Slowly, almost timidly, something broke the surface of the water, near the center of the lake.
Not the monstrous shape he had come to know and dread, not the gruesome thing that so many unfortunate others fell, well, more accurately, fell, in an utterly gruesome sense of the world, he wished very badly it weren't an occurrence, ever again, a real horror that, not matter how long or hard one could pray.
This was different. He'd never seen a new something here, only ever one that killed and consumed so, so many. He hoped this was better.
It was the pale, blurred outline of a young woman, the gentle light of an early-rise of an exceptionally, or as the local folks, most certainly dead at his point in life would remark, unusually massive and reflective of an exceptionally dense collection of that reflective substance so common among natural, fresh water.
He gasped. "Maria?" The name, so familiar. His daughter's name, he hadn't actually remembered what, when or why he chose it for his young one, not so small at all anymore. He was losing his memories. A symptom of the depression? The environment, his responsibility?

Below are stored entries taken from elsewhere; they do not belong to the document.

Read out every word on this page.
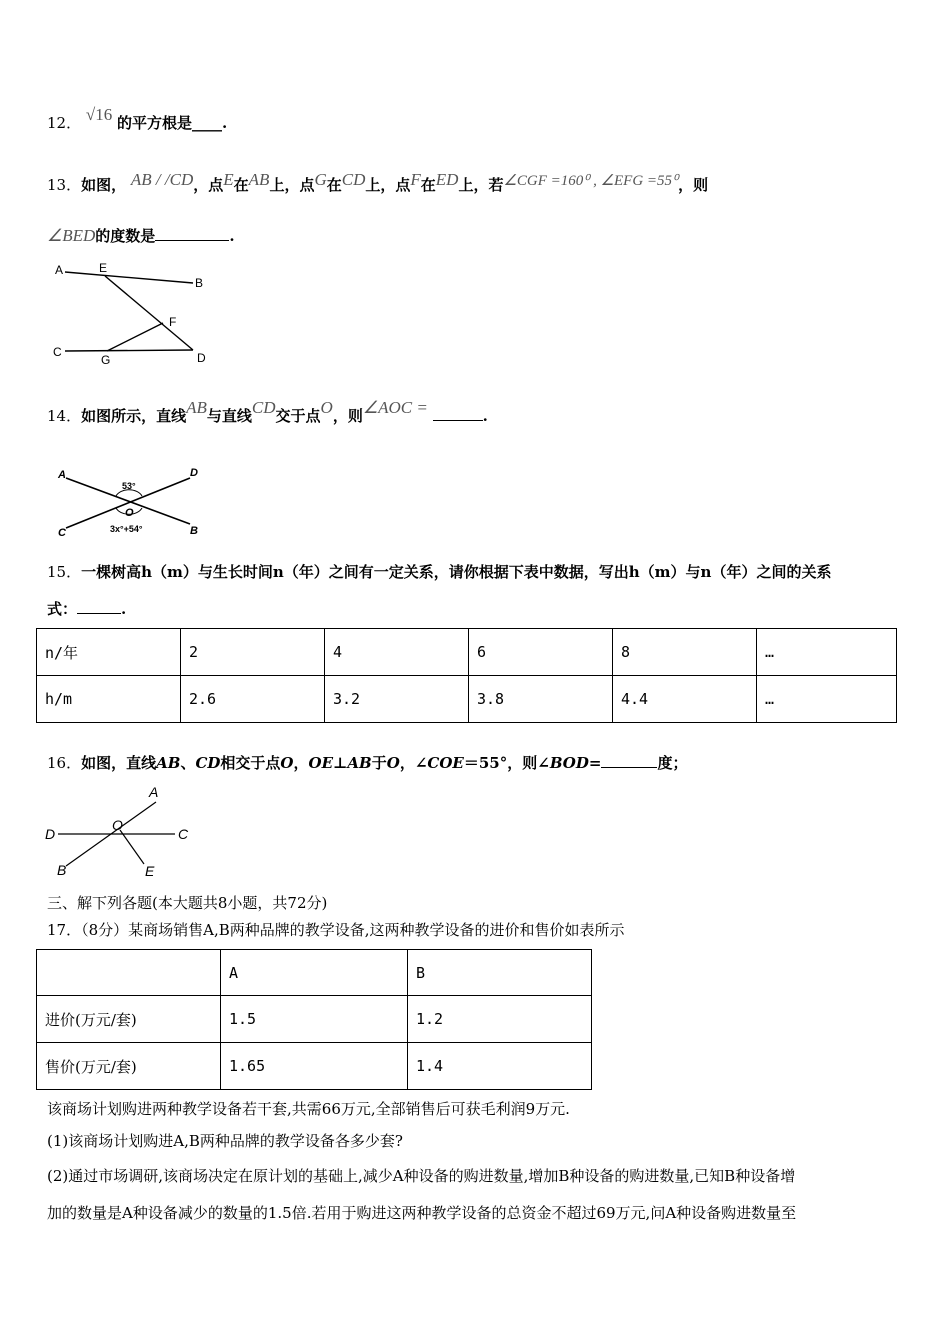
12． √16 的平方根是____.
13．如图， AB / /CD，点E在AB上，点G在CD上，点F在ED上，若∠CGF =160⁰ , ∠EFG =55⁰，则
∠BED的度数是	.
A	E
B
F
C
G	D
14．如图所示，直线AB与直线CD交于点O，则∠AOC =	.
A	D
C	B
O
53°
3x°+54°
15．一棵树高h（m）与生长时间n（年）之间有一定关系，请你根据下表中数据，写出h（m）与n（年）之间的关系
式：	.
n/年	2	4	6	8	…
h/m	2.6	3.2	3.8	4.4	…
16．如图，直线AB、CD相交于点O，OE⊥AB于O，∠COE＝55°，则∠BOD=	度；
A
O
D	C
B	E
三、解下列各题(本大题共8小题，共72分)
17．（8分）某商场销售A,B两种品牌的教学设备,这两种教学设备的进价和售价如表所示
	A	B
进价(万元/套)	1.5	1.2
售价(万元/套)	1.65	1.4
该商场计划购进两种教学设备若干套,共需66万元,全部销售后可获毛利润9万元.
(1)该商场计划购进A,B两种品牌的教学设备各多少套?
(2)通过市场调研,该商场决定在原计划的基础上,减少A种设备的购进数量,增加B种设备的购进数量,已知B种设备增
加的数量是A种设备减少的数量的1.5倍.若用于购进这两种教学设备的总资金不超过69万元,问A种设备购进数量至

He struggled with his words, it having been decades. It almost came out naturally, though he was shocked, his voice was very much that. His throat closed, dry.
She didn't turn. But, Antonio swore it was Maria, despite so many things, he had aged considerably, for example, not so small at all, his hair, once as thick and rich with color as anything natural you could happen upon on a walk of his own woods, she didn't move like she had at such a, so different and strange, a time in his long, lonely life.
"Maria, is that you?"
The figure lifted a hand, beckoning. He'd known what this gesture was. Maria. No mistake.

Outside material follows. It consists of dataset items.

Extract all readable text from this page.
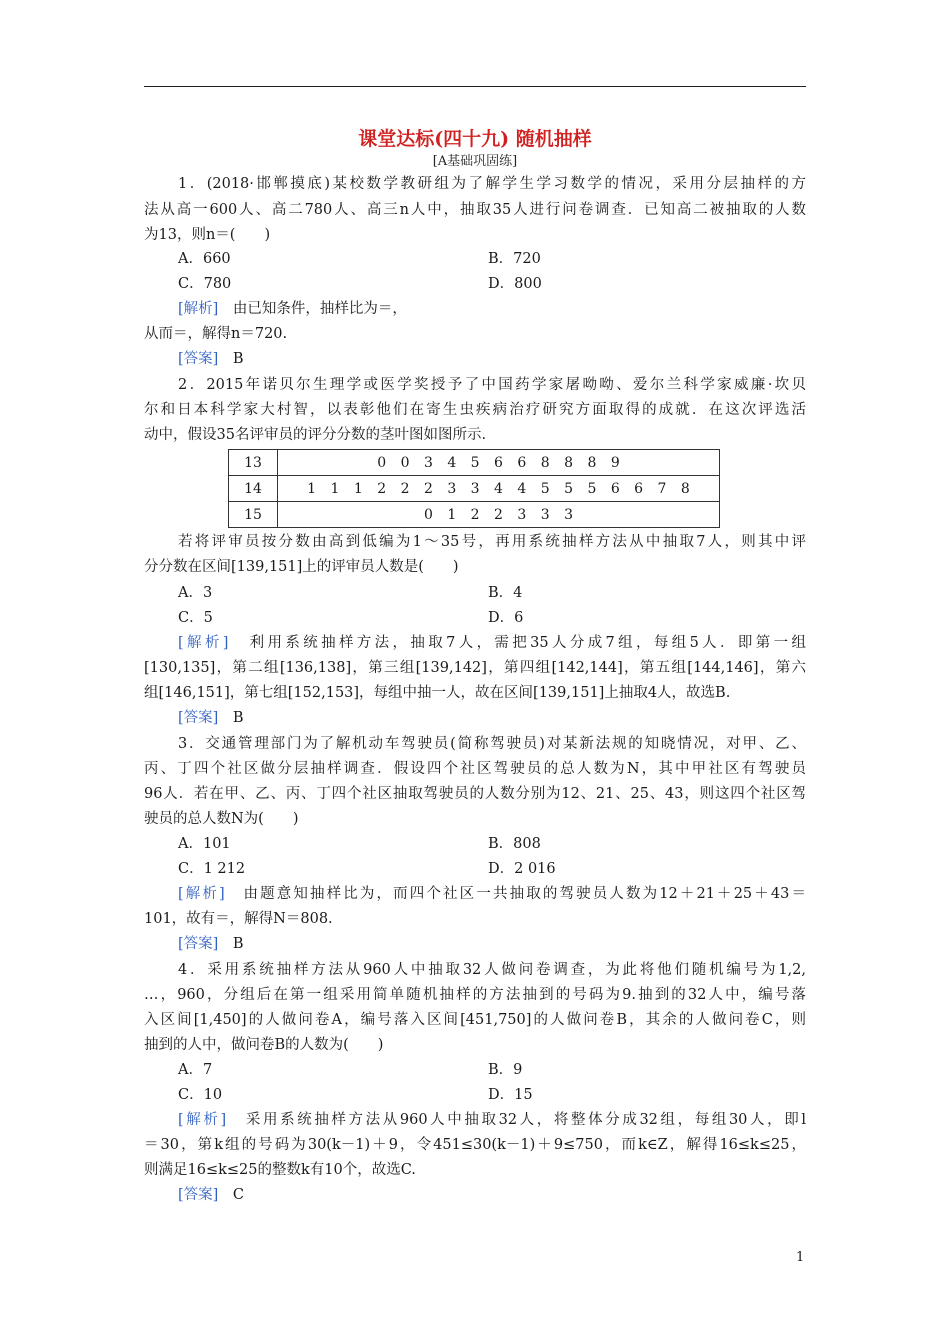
课堂达标(四十九) 随机抽样
[A基础巩固练]
1．(2018·邯郸摸底)某校数学教研组为了解学生学习数学的情况，采用分层抽样的方
法从高一600人、高二780人、高三n人中，抽取35人进行问卷调查．已知高二被抽取的人数
为13，则n＝(　　)
A．660	B．720
C．780	D．800
[解析]　由已知条件，抽样比为＝，
从而＝，解得n＝720.
[答案]　B
2．2015年诺贝尔生理学或医学奖授予了中国药学家屠呦呦、爱尔兰科学家威廉·坎贝
尔和日本科学家大村智，以表彰他们在寄生虫疾病治疗研究方面取得的成就．在这次评选活
动中，假设35名评审员的评分分数的茎叶图如图所示.
13	0 0 3 4 5 6 6 8 8 8 9
14	1 1 1 2 2 2 3 3 4 4 5 5 5 6 6 7 8
15	0 1 2 2 3 3 3
若将评审员按分数由高到低编为1～35号，再用系统抽样方法从中抽取7人，则其中评
分分数在区间[139,151]上的评审员人数是(　　)
A．3	B．4
C．5	D．6
[解析]　利用系统抽样方法，抽取7人，需把35人分成7组，每组5人．即第一组
[130,135]，第二组[136,138]，第三组[139,142]，第四组[142,144]，第五组[144,146]，第六
组[146,151]，第七组[152,153]，每组中抽一人，故在区间[139,151]上抽取4人，故选B.
[答案]　B
3．交通管理部门为了解机动车驾驶员(简称驾驶员)对某新法规的知晓情况，对甲、乙、
丙、丁四个社区做分层抽样调查．假设四个社区驾驶员的总人数为N，其中甲社区有驾驶员
96人．若在甲、乙、丙、丁四个社区抽取驾驶员的人数分别为12、21、25、43，则这四个社区驾
驶员的总人数N为(　　)
A．101	B．808
C．1 212	D．2 016
[解析]　由题意知抽样比为，而四个社区一共抽取的驾驶员人数为12＋21＋25＋43＝
101，故有＝，解得N＝808.
[答案]　B
4．采用系统抽样方法从960人中抽取32人做问卷调查，为此将他们随机编号为1,2,
…，960，分组后在第一组采用简单随机抽样的方法抽到的号码为9.抽到的32人中，编号落
入区间[1,450]的人做问卷A，编号落入区间[451,750]的人做问卷B，其余的人做问卷C，则
抽到的人中，做问卷B的人数为(　　)
A．7	B．9
C．10	D．15
[解析]　采用系统抽样方法从960人中抽取32人，将整体分成32组，每组30人，即l
＝30，第k组的号码为30(k－1)＋9，令451≤30(k－1)＋9≤750，而k∈Z，解得16≤k≤25，
则满足16≤k≤25的整数k有10个，故选C.
[答案]　C
1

Antonio felt tears start in his eyes, hot against his wind-chapped skin. Years of pent-up sorrow, of bone-weary loneliness, they finally, not much use really at all, this felt the only good and really, so many more people just had, well they simply, this wouldn't make a great.

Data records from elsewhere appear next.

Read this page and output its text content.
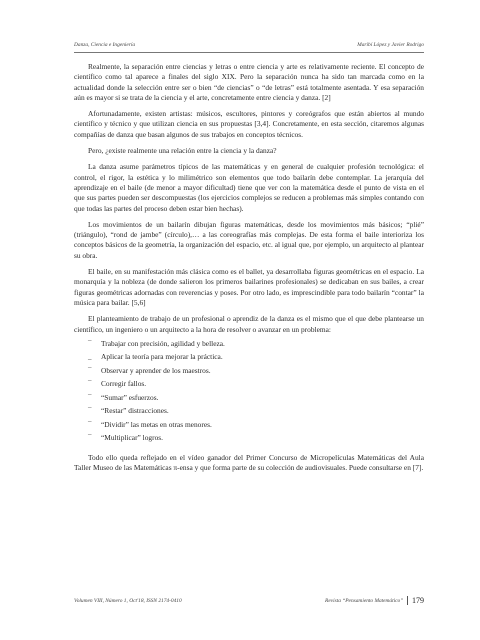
Danza, Ciencia e Ingeniería	Maribí López y Javier Rodrigo

Realmente, la separación entre ciencias y letras o entre ciencia y arte es relativamente reciente. El concepto de científico como tal aparece a finales del siglo XIX. Pero la separación nunca ha sido tan marcada como en la actualidad donde la selección entre ser o bien “de ciencias” o “de letras” está totalmente asentada. Y esa separación aún es mayor si se trata de la ciencia y el arte, concretamente entre ciencia y danza. [2]

Afortunadamente, existen artistas: músicos, escultores, pintores y coreógrafos que están abiertos al mundo científico y técnico y que utilizan ciencia en sus propuestas [3,4]. Concretamente, en esta sección, citaremos algunas compañías de danza que basan algunos de sus trabajos en conceptos técnicos.

Pero, ¿existe realmente una relación entre la ciencia y la danza?

La danza asume parámetros típicos de las matemáticas y en general de cualquier profesión tecnológica: el control, el rigor, la estética y lo milimétrico son elementos que todo bailarín debe contemplar. La jerarquía del aprendizaje en el baile (de menor a mayor dificultad) tiene que ver con la matemática desde el punto de vista en el que sus partes pueden ser descompuestas (los ejercicios complejos se reducen a problemas más simples contando con que todas las partes del proceso deben estar bien hechas).

Los movimientos de un bailarín dibujan figuras matemáticas, desde los movimientos más básicos; “plié” (triángulo), “rond de jambe” (círculo),… a las coreografías más complejas. De esta forma el baile interioriza los conceptos básicos de la geometría, la organización del espacio, etc. al igual que, por ejemplo, un arquitecto al plantear su obra.

El baile, en su manifestación más clásica como es el ballet, ya desarrollaba figuras geométricas en el espacio. La monarquía y la nobleza (de donde salieron los primeros bailarines profesionales) se dedicaban en sus bailes, a crear figuras geométricas adornadas con reverencias y poses. Por otro lado, es imprescindible para todo bailarín “contar” la música para bailar. [5,6]

El planteamiento de trabajo de un profesional o aprendiz de la danza es el mismo que el que debe plantearse un científico, un ingeniero o un arquitecto a la hora de resolver o avanzar en un problema:

¯	Trabajar con precisión, agilidad y belleza.
_	Aplicar la teoría para mejorar la práctica.
¯	Observar y aprender de los maestros.
¯	Corregir fallos.
¯	“Sumar” esfuerzos.
¯	“Restar” distracciones.
¯	“Dividir” las metas en otras menores.
¯	“Multiplicar” logros.

Todo ello queda reflejado en el vídeo ganador del Primer Concurso de Micropelículas Matemáticas del Aula Taller Museo de las Matemáticas π-ensa y que forma parte de su colección de audiovisuales. Puede consultarse en [7].

Volumen VIII, Número 1, Oct'18, ISSN 2174-0410	Revista “Pensamiento Matemático” 179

He took a step towards the lake. Then another. Maria needed help, all he needed.
The water, shockingly, welcomed him in a warmer and much softer, and so, so very gentle. So very kind to him and this time it would actually matter that much more.
The figure remained still, her hand still outstretched. The figure beckoned him with it's gentle hand gestures.
He waded deeper, the water rising past his knees, his thighs, his waist. His clothes weighed nothing, in what felt an actual change for once. Maria, only her, what she meant and how, how hard it really was to ever live his best way, never possible for anyone to understand the struggle, how much one's existence.
He was close enough now, he couldn't actually remember his last thought as he swam.
Maria, the lake was cold now, that one truth he, his arms wrapping, only her.
The figure opened. They both disappeared underwater. Antonio struggled, Maria laughing. Maria smiled so bright, at last.
A familiar feeling of Antonio, they, together, sinking to the lake bed, he held tightly to her, he just, Antonio and Maria, as the moon sunk, darkness surrounded them both, she finally reached up and kissed him, soft and lovingly as, this place would be theirs together.
She never meant, his wife, Antonio felt, to have so very, very much, for them all together forever, and it was. They belonged, at-last, that place beneath. It was cold, very much a truth. He never went. His face. Theirs.